Following up on my buttocks posting, Wilson Gray reminded people on ADS-L on June 21 that some people pronounce buttock(s) with a secondary accent on the final syllable (as if it were a compound), rather than with the unaccented final syllable that’s recorded in all the dictionaries I’ve seen.
Perhaps the pronunciation comes from interpreting the spelling as representing a compound, and perhaps also from treating the word as unfamiliar and therefore resistant to deaccenting — the opposite of the Familiarity Breeds Deaccenting principle that I mentioned in an April posting on metrical feet (a principle evidenced, for example, in “insider” pronunciations of the state names Wisconsin and Oregon).
I haven’t a clue as to the social or geographical distribution of this variant; it could be sporadic.
I’m sure I’ve heard other examples in which a normally unaccented syllable is elevated to secondary accent. (This is a separate phenomenon from accent shifts, where there is variation as to which syllable in a word gets the primary accent.) For the moment the prime example that comes to my mind is a British vs. American difference in the treatment of a final -ard in family names (like Willard, Woolard, and Pollard): this syllable is unaccented in American English, but British speakers regularly (though not, I think, invariably) give it a secondary accent.

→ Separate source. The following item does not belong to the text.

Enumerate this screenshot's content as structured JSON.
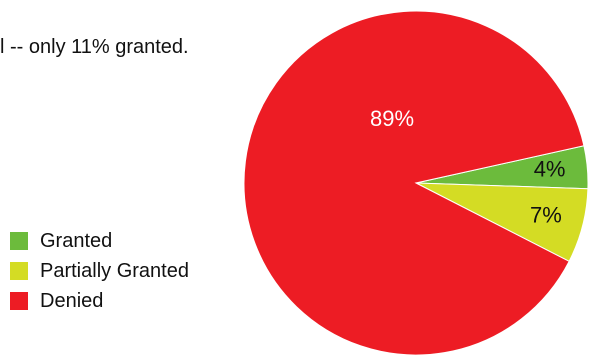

(Additional complexity: I’m sure I’ve come across British speakers who have Willard as a family name with secondary accent on the final syllable, but Willard as a personal name — think of Willard Scott — with an unaccented final syllable.)
(Further complexity: Some British speakers use the secondary accent for British family names, but reproduce the preference of Americans with -ard family names — like the linguist Carl Pollard — for an unaccented final syllable.)